Medical Practice:
Then, Now, and in the Future
In spite of the
phenomenal progress in the science of medicine and the many contributions
of Utah physicians, the art of medicine nationwide took a step backward
in the late twentieth century. Prior to the initiation of Medicare in
1966, physicians felt responsible for taking care of all patients, regardless
of their ability to pay, either in tax-supported hospitals or in their
offices. Even many private hospitals had charity services.
Medicare certainly
had a profound effect on the practice of medicine by removing the elderly
and many widows from the medically indigent group, while high inflation
during the 1970s and 1980s, rapid progress in medical technology, and
further implementation of technical procedures boosted the cost of medical
care. A significant increase in the number of medical school graduates
with an even higher percentage training in the subspecialties rather
than the primary care areas (internal and family medicine, pediatrics,
and obstetrics) contributed to rising costs.
Three further
events had a devastating effect. First, a ruling by the Federal Trade
Commission in 1979, supported by a Supreme Court decision in 1982, declared
medicine (as well as law) a "business" rather than a "profession." This
opened the floodgates to advertising by physicians and hospitals, which
fostered excessively luxurious buildings and facilities to compete for
physicians and their referrals.

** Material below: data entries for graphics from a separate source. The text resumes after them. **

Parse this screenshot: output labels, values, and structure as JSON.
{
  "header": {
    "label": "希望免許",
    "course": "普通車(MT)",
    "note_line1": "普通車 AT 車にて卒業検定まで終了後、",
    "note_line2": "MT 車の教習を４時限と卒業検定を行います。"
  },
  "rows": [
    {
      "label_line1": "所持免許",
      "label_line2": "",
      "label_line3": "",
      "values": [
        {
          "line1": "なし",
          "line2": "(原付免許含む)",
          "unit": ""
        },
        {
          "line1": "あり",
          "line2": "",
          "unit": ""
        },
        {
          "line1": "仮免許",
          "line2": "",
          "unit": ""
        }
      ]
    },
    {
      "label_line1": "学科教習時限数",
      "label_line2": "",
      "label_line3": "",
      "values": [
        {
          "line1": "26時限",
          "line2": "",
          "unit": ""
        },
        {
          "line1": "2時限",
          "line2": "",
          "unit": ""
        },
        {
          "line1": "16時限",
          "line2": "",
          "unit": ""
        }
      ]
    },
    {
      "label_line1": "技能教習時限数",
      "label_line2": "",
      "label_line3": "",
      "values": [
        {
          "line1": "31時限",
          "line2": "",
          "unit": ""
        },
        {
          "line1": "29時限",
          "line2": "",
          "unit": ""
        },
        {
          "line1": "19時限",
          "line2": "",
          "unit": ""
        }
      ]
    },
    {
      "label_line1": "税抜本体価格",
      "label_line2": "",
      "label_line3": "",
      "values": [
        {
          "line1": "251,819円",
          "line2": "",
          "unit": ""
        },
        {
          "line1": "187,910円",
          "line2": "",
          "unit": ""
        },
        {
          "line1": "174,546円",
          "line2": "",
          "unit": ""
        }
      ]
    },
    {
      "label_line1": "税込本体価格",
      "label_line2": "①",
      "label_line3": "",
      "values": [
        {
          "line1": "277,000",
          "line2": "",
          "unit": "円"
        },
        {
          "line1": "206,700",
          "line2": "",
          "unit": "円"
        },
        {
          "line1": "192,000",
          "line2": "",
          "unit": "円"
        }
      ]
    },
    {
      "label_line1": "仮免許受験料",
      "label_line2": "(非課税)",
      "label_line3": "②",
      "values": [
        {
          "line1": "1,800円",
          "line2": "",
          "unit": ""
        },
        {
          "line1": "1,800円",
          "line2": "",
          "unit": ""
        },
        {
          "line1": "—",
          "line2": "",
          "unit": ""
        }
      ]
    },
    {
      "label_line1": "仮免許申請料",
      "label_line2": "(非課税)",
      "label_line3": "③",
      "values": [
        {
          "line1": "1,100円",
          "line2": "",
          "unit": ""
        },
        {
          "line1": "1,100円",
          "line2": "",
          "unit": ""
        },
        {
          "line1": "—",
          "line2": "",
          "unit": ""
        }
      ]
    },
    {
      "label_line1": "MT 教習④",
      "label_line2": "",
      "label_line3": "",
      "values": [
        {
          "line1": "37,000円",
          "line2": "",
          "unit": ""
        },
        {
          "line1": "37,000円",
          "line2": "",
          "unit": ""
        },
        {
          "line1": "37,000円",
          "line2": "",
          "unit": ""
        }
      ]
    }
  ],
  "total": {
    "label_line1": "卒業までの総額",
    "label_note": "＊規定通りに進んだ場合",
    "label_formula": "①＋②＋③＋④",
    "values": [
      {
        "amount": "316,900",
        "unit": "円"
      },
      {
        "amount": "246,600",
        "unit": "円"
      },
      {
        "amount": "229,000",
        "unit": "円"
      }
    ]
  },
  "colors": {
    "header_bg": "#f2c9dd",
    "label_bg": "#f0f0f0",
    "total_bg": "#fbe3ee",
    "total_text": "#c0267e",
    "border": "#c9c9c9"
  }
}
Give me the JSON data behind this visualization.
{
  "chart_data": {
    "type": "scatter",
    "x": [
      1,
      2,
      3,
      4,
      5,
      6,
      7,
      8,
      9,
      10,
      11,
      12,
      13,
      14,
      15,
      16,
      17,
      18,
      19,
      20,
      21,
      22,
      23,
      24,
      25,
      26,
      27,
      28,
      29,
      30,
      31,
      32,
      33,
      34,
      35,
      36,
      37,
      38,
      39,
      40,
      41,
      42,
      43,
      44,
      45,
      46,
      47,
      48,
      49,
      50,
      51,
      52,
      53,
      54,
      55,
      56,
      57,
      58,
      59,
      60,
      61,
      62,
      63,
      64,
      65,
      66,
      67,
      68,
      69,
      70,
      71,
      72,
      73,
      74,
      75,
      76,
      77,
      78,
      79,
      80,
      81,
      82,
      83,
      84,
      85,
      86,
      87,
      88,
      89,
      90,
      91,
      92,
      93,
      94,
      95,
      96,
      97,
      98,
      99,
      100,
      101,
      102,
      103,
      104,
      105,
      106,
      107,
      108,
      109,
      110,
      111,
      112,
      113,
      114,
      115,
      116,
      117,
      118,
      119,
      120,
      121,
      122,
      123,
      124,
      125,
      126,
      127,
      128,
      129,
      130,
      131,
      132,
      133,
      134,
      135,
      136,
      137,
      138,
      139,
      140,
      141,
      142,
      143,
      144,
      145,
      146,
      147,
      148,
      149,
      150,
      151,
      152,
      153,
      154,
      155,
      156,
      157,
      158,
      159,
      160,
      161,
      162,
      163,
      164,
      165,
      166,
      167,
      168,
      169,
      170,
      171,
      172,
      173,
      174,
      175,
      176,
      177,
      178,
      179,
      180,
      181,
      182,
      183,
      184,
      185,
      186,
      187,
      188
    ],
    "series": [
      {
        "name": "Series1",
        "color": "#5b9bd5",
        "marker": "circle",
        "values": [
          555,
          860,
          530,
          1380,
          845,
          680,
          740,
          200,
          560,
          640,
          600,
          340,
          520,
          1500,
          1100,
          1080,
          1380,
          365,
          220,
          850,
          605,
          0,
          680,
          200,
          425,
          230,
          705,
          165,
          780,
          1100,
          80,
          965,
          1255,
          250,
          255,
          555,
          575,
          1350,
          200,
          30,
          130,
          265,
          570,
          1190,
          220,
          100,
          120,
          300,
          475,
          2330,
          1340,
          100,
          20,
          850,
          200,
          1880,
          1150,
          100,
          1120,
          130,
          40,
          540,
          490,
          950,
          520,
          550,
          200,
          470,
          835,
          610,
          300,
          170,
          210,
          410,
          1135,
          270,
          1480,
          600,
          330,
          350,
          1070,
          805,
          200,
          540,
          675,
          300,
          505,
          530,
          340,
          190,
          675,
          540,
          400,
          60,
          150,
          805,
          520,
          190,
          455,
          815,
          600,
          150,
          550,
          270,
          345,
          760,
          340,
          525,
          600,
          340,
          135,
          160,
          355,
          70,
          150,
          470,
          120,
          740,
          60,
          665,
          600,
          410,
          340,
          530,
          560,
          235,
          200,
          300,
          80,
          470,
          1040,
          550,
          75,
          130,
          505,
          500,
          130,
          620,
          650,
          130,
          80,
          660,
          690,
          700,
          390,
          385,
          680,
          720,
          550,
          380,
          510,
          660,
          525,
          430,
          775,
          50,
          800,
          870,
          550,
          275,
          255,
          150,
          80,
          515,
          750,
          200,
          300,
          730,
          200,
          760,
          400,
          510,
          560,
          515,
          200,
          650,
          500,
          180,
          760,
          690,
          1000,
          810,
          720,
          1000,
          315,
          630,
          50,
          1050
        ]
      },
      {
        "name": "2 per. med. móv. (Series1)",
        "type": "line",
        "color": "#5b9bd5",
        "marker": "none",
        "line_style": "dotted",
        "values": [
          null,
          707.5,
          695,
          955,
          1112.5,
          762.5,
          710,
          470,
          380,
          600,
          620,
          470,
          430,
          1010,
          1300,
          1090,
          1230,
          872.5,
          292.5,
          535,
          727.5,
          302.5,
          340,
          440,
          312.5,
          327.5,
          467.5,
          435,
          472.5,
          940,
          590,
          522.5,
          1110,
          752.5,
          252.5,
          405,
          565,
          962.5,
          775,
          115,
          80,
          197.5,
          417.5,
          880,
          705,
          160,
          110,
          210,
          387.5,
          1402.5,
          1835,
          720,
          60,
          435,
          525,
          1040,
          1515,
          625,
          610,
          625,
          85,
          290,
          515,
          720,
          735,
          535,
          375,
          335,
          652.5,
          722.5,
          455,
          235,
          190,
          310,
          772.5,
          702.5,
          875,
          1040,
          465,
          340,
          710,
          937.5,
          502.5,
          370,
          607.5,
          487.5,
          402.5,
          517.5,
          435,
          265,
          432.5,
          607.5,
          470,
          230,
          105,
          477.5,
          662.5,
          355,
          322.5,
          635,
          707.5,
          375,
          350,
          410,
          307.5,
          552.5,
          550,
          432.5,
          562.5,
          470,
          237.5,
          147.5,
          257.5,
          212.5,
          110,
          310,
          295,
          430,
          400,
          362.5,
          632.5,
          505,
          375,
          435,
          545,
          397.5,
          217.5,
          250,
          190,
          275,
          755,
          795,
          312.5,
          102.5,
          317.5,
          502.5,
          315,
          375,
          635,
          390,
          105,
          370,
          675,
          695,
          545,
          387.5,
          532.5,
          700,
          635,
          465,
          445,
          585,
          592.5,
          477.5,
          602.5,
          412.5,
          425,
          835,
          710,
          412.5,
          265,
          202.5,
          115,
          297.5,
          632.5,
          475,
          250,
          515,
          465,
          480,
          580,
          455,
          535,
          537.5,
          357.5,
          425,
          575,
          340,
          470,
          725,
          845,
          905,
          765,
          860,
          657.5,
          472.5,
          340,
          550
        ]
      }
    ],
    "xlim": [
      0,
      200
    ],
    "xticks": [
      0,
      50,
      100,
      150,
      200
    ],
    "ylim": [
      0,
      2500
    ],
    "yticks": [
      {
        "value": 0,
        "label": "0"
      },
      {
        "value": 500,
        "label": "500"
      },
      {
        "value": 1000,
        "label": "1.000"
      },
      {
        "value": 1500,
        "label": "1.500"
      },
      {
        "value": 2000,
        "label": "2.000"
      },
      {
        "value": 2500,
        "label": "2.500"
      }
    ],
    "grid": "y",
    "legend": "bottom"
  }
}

Second, administrative costs skyrocketed
because of government regulations and insurance requirements, eating
up more than twenty percent of the medical dollar. Third, the abandonment
of the tightly controlled "certificate of need" in 1985 deregulated
local decision-making regarding requirements for new facilities and
equipment and allowed a very wasteful duplication of hospitals and expensive
machines. Six new psychiatric hospitals were quickly built in Utah,
whereas, only a short time before, a few wards had filled the need.